SOCIOECONOMIC ADVERSITY, MATERNAL NUTRITION, AND THE PRENATAL PROGRAMMING OF CHILD COGNITION AND LANGUAGE AT TWO YEARS OF AGE THROUGH MATERNAL INFLAMMATION
Abstract
Background
The adverse effect of socioeconomic adversity on offspring cognition may be mediated through elevated prenatal maternal inflammation, but the role of modifiable antecedents such as nutrition has not been clarified.
Aims & Objectives
We explored the impact of prenatal maternal factors, particularly nutrition, on maternal systemic inflammation and child neurodevelopmental outcomes; and whether the associations between socioeconomic adversity and child neurodevelopment were mediated through prenatal nutrition and inflammation.
Method
We used a population-derived pre-birth longitudinal cohort of 1074 mother-child pairs, the Barwon Infant Study (Victoria, Australia). Exposures: prenatal factors at 28 weeks’ gestation including maternal diet (food frequency questionnaire) and dietary patterns (principal component analysis). Main outcome measures: maternal inflammatory biomarkers (GlycA and hsCRP levels) at 28 weeks’ gestation; 2-year old offspring Bayley-III cognition and language scores.
Results
The ‘modern wholefoods’ and ‘processed’ maternal dietary patterns were associated with reduced and elevated maternal inflammation respectively (GlycA or hsCRP p<0.001), and also with higher and reduced offspring Bayley-III scores respectively (cognition p≤0.004, language p≤0.009).

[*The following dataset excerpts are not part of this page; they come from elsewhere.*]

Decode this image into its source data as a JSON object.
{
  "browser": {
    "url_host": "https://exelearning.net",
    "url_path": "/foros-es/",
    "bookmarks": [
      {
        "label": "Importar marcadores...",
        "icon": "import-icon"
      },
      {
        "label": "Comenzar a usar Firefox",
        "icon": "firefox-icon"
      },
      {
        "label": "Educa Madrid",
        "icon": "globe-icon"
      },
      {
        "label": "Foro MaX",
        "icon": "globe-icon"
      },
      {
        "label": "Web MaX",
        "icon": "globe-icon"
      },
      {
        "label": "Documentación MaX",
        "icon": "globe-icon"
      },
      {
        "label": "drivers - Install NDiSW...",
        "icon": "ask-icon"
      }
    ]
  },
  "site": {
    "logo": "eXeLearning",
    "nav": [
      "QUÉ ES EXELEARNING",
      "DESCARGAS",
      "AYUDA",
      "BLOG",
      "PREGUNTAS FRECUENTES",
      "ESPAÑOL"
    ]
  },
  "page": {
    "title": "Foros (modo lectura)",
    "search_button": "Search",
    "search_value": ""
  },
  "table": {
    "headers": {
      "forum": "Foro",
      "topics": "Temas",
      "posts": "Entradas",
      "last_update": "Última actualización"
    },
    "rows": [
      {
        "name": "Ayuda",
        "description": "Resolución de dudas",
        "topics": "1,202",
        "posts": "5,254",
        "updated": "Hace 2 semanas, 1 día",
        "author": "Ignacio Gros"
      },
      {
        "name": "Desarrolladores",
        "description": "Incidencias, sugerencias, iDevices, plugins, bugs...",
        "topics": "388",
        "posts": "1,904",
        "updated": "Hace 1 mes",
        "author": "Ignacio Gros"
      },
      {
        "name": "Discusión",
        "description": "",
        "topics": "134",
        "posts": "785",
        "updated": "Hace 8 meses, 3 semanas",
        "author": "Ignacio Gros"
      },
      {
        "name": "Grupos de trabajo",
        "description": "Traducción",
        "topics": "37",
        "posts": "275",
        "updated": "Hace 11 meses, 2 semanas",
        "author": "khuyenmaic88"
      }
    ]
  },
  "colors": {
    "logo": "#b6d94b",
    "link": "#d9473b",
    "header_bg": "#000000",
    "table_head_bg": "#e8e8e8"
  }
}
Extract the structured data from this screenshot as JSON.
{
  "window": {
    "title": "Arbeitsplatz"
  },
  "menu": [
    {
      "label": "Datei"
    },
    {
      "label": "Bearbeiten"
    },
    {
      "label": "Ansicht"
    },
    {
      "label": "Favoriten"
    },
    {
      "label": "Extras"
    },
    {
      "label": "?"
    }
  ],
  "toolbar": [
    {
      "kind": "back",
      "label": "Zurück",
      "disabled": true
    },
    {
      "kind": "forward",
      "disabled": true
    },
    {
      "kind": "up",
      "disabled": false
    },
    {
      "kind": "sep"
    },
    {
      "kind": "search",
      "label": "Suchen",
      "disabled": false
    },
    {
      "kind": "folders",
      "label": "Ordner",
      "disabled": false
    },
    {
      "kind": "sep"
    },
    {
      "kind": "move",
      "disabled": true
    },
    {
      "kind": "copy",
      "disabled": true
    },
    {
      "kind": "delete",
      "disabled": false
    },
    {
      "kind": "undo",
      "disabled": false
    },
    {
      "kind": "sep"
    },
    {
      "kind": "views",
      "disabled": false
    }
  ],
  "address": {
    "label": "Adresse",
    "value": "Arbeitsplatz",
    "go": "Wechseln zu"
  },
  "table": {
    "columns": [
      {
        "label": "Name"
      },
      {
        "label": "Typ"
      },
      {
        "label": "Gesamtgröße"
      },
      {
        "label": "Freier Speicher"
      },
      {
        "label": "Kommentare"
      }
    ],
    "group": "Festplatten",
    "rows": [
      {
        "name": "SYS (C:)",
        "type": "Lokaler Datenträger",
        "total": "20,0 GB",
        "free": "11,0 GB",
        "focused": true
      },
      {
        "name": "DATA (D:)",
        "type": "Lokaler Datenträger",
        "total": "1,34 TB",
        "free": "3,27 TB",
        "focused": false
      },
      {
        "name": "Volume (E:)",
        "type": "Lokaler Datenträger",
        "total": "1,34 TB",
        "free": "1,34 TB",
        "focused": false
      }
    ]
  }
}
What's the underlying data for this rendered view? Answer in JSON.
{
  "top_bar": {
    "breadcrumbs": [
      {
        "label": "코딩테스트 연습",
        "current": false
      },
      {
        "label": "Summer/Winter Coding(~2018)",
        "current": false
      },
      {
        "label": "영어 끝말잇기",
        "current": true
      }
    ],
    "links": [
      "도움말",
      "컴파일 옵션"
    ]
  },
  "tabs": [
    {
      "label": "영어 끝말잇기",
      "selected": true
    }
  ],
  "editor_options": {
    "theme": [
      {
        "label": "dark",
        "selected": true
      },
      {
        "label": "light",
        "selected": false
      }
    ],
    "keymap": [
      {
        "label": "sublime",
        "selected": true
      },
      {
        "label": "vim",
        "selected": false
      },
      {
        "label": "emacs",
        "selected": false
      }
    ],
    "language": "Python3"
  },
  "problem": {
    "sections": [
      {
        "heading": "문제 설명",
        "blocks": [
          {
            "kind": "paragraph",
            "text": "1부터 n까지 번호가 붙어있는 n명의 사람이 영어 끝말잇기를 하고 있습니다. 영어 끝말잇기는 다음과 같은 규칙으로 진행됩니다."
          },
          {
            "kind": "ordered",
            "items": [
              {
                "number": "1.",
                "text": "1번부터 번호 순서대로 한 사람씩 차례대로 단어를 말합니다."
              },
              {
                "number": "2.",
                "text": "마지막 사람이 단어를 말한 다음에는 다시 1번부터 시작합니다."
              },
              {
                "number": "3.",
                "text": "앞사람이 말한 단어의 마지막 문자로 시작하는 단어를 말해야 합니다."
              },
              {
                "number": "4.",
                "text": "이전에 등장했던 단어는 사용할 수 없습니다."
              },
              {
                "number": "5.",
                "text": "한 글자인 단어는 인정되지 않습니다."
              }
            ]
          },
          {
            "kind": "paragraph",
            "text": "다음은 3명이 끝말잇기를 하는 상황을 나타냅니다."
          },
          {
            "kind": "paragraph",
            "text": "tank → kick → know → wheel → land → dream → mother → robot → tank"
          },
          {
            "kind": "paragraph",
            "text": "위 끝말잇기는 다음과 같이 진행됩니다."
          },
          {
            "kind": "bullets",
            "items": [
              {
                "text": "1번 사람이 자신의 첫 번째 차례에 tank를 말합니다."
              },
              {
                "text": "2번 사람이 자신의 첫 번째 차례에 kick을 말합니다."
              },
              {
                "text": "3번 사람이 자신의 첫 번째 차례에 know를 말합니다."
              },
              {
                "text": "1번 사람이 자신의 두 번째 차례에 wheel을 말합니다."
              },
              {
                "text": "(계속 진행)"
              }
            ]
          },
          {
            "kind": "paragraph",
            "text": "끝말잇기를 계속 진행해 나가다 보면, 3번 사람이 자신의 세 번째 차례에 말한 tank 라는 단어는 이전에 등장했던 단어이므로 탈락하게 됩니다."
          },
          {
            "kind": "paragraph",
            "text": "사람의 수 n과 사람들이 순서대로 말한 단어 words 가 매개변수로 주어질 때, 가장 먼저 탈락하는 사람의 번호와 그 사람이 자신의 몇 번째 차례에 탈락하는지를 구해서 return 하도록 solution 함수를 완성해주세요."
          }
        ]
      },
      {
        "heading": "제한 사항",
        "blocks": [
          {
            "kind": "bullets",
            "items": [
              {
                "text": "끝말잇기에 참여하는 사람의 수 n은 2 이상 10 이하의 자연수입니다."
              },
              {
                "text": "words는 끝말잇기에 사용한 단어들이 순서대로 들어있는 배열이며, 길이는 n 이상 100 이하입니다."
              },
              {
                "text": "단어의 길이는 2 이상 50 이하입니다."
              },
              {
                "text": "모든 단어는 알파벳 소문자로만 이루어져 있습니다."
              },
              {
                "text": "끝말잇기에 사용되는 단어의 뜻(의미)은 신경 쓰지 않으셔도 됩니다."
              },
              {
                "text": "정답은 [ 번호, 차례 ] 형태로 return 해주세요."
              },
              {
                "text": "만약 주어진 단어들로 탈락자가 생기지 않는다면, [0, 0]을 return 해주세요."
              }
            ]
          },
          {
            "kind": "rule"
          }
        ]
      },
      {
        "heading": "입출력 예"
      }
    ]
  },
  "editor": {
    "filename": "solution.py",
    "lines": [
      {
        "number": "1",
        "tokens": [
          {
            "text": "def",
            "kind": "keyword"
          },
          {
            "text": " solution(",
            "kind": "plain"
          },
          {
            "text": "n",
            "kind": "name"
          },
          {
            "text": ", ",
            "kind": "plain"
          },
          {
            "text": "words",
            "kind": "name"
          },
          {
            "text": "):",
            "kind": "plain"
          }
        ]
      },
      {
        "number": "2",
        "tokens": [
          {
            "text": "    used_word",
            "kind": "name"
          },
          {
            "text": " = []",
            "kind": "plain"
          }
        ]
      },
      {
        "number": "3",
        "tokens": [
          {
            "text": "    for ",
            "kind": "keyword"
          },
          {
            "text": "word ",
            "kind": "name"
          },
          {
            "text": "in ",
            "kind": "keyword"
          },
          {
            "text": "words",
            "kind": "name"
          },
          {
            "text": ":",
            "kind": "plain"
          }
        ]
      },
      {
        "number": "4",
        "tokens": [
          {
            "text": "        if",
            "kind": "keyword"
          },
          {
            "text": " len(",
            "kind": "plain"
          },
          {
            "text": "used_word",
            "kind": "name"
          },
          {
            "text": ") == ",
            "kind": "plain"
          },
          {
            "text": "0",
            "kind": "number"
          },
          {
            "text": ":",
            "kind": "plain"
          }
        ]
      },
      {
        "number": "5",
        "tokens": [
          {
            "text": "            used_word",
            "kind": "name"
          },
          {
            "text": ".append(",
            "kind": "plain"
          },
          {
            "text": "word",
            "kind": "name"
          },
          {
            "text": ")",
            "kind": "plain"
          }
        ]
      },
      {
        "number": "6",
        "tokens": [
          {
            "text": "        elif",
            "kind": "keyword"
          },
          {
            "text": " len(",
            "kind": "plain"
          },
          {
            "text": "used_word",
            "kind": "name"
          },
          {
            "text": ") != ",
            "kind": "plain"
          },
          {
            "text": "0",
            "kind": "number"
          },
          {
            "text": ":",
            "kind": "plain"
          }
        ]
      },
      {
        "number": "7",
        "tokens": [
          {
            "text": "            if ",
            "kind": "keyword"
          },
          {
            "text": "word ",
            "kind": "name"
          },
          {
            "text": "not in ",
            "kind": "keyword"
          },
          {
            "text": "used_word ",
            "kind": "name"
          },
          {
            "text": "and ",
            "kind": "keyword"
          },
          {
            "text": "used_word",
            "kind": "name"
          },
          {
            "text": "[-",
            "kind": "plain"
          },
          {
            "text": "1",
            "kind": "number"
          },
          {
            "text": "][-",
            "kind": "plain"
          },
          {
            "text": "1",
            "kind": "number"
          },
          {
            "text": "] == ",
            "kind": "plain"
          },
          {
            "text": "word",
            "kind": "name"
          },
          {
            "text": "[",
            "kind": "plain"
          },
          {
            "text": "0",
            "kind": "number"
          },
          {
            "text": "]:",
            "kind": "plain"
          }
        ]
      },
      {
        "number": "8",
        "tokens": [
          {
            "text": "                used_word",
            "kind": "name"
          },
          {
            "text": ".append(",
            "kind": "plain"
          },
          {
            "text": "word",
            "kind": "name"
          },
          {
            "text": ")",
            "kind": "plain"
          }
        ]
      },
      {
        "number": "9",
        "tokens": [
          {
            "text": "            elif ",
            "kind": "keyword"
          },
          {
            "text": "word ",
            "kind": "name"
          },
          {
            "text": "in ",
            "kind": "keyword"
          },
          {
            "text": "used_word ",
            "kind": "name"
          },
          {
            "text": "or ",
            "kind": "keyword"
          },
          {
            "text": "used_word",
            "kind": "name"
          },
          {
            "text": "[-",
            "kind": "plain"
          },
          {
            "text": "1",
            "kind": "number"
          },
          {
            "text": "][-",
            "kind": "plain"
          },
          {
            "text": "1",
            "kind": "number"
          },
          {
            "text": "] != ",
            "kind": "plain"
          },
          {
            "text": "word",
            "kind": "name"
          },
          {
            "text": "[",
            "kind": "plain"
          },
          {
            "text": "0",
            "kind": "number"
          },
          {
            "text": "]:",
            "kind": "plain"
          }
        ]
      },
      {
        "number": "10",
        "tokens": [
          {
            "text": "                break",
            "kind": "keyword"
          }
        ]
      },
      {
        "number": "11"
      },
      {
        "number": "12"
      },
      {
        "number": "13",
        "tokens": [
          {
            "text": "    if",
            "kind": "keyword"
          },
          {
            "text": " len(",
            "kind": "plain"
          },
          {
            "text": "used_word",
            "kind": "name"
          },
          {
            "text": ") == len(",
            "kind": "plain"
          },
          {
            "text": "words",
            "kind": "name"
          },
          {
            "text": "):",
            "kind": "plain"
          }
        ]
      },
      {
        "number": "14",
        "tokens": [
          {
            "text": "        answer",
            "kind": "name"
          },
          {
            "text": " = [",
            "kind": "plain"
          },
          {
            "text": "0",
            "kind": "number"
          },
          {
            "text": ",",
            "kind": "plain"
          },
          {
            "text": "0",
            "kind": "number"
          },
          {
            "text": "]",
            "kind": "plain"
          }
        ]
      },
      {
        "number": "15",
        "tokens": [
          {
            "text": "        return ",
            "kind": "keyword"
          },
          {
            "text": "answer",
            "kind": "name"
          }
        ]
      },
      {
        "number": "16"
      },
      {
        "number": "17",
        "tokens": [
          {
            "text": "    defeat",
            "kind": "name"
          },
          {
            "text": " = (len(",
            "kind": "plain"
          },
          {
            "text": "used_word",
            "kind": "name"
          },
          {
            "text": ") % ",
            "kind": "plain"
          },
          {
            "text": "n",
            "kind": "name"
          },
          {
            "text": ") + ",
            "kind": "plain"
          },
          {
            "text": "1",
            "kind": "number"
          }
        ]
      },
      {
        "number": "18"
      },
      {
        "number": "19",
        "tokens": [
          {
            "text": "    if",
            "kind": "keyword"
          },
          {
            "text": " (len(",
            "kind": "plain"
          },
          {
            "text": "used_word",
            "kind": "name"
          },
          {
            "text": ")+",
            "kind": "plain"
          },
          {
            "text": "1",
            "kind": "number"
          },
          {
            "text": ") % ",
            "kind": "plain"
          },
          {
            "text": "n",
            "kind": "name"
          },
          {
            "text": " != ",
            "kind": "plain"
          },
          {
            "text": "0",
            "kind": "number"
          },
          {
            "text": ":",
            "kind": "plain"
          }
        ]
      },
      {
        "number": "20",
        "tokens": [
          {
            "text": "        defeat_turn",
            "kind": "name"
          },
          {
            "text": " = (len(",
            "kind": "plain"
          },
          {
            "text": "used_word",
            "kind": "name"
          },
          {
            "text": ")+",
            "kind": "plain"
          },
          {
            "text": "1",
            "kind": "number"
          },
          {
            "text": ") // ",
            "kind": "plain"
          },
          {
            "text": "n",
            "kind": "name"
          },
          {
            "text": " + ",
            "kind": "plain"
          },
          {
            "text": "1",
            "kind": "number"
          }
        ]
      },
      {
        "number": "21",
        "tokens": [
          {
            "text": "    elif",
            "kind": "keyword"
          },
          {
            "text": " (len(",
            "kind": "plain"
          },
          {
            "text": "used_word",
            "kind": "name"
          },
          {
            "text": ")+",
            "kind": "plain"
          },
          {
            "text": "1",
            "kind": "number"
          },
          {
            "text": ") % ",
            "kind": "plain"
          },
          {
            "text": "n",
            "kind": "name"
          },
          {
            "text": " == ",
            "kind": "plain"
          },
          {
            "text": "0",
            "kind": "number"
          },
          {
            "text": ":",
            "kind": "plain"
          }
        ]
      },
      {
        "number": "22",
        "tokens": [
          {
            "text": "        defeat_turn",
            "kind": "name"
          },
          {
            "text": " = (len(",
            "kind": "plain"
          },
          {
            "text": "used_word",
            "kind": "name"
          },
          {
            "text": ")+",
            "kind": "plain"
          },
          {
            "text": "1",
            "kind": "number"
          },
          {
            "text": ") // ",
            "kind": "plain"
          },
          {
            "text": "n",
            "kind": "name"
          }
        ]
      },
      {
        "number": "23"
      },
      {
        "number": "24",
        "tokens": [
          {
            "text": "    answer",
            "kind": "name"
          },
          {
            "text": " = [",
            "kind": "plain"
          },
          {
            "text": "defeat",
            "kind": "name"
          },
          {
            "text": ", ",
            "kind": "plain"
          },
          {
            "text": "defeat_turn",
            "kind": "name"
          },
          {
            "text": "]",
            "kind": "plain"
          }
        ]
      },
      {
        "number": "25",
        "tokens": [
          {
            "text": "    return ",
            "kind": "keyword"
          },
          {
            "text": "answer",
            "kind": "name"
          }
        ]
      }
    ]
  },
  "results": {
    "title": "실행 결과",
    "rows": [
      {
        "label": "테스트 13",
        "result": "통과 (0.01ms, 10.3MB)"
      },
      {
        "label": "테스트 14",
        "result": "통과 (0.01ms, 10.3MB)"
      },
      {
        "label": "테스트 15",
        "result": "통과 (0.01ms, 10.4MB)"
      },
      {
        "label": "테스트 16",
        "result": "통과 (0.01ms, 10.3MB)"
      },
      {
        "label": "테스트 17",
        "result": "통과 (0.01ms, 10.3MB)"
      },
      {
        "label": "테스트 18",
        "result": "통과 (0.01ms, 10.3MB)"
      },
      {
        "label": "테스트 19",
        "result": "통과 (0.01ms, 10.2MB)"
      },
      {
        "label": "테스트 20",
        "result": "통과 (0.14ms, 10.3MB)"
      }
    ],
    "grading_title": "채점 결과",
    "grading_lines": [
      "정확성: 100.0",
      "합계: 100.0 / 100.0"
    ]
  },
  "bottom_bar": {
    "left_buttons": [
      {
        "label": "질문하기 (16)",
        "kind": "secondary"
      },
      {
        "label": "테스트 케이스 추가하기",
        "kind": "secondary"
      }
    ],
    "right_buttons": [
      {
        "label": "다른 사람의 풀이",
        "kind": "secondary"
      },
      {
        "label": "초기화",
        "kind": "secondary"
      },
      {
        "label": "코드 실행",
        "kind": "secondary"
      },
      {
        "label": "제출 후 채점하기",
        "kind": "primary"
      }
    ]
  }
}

Associations between dietary patterns and offspring cognition/language were partially mediated by higher maternal GlycA (cognition p≤0.036, language p≤0.05), but were less evident for hsCRP. The maternal dietary patterns mediated 22% of the association between socioeconomic adversity (lower maternal education and/or household income) and poorer offspring cognition (p=0.001).
Discussion & Conclusions
Modifiable prenatal dietary patterns were associated with adverse child outcomes through their effect on maternal inflammation. Maternal diet may partially explain the association between socioeconomic adversity and child neurocognitive vulnerability. Maternal diet-by-inflammation pathways are an attractive target for intervention studies.